Listopad wydaje się bardzo trudnym miesiącem. Już-już widziałaś koniec ciągu męczących przesłuchań i papierkowej roboty, ale widocznie intensywna walka z organizacjami terrorystycznymi dopiero się rozpoczyna. Uziemiając się w Siedzibie Rządu i archiwach wojskowych po godzinach.
Do mieszkania wracasz więc późnym wieczorem...i już od momentu, w którym opuszczasz windę, wiesz, że coś jest nie tak. Twoje drzwi są uchylone, a ze środka dobiega głośna muzyka klasyczna, odbijająca się echem po całym korytarzu. Gdy wchodzisz do środka, muzyka staje się wręcz nie do zniesienia, wibrując w uszach nieznośnie wysokimi tonami. Szklanki, poustawiane w kuchni, drżą w bardzo filmowy sposób, tak samo jak chwiejna kolekcja płyt muzyki klasycznej - jedyna, utrzymująca się jeszcze w pionie.

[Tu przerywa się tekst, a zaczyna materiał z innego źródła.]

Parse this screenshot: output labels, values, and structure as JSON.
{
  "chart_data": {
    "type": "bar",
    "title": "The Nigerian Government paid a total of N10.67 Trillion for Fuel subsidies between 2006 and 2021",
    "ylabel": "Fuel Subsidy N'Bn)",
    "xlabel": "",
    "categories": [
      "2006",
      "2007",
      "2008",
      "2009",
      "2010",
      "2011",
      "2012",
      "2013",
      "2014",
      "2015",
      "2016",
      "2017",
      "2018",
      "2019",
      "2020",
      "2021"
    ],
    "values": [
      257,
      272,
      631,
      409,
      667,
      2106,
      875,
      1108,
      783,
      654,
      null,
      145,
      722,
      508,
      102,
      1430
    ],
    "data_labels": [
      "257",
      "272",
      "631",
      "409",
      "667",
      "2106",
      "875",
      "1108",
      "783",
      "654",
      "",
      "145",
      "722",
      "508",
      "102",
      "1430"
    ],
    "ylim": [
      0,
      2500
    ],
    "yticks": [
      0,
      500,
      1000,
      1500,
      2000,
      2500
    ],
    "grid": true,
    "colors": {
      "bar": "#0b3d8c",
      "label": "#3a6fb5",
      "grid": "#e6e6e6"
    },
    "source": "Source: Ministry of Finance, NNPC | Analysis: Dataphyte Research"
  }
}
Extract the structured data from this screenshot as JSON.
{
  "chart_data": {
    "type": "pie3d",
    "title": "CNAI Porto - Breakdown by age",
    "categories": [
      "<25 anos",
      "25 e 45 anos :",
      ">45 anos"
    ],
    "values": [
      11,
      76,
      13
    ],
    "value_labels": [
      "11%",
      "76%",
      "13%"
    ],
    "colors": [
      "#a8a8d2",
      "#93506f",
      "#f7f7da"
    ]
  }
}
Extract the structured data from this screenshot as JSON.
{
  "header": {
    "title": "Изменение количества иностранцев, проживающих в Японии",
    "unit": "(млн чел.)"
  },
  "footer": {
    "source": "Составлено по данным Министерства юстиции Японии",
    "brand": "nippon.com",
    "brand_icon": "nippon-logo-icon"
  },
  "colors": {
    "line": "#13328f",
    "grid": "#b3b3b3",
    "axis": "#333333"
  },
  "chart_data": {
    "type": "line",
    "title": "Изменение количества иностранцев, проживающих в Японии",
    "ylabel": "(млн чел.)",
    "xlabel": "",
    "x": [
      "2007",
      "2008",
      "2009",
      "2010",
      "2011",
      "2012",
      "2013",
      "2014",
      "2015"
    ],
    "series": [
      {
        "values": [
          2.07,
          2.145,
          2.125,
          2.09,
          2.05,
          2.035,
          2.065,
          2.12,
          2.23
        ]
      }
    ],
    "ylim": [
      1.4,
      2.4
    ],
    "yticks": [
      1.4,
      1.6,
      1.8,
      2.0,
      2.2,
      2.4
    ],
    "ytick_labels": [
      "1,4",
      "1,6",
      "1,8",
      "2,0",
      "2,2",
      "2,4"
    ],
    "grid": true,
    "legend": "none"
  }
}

Kąt salonu, w którym stoi sprzęt grający, jest w kompletnym nieładzie. Ktoś poroztrzaskiwał większość albumów - o ściany, o okno, o podłogę, która zasypana jest odłamkami płyt i szczątkami opakowań. Kiedy naciskasz przycisk wyłączający wieżę, twoje palce przyklejają się do ostro pachnącej, przeźroczystej mazi, którą zalany jest sprzęt. Muzyka gaśnie. Dopiero po chwili zauważasz, że przeźroczysta, lepka maź pokrywa także poniszczone albumy. Okładki czterech z nich są pieczołowicie ułożone na blacie zniszczonego stolika, a wielkie litery nazwisk równie wielkich artystów, układają się w prosty napis. G W E N. Czyżby odwiedziny siostry? Albo jej przyjaciół?
Poza kompletnie zniszczonym kątem mieszkania, wszystko wydaje się być na swoim miejscu. Wartościowe przedmioty pozostały nietknięte, nie ma śladów kradzieży, a miejsce, w którym trzymasz najpilniejsze dokumenty, znajduje się w nienaruszonym stanie.
Gdybyś chciała sprawdzić monitoring z korytarza...okazuje się, że przez awarię prądu, wszystkie materiały wideo z dzisiejszego dnia zostały skasowane.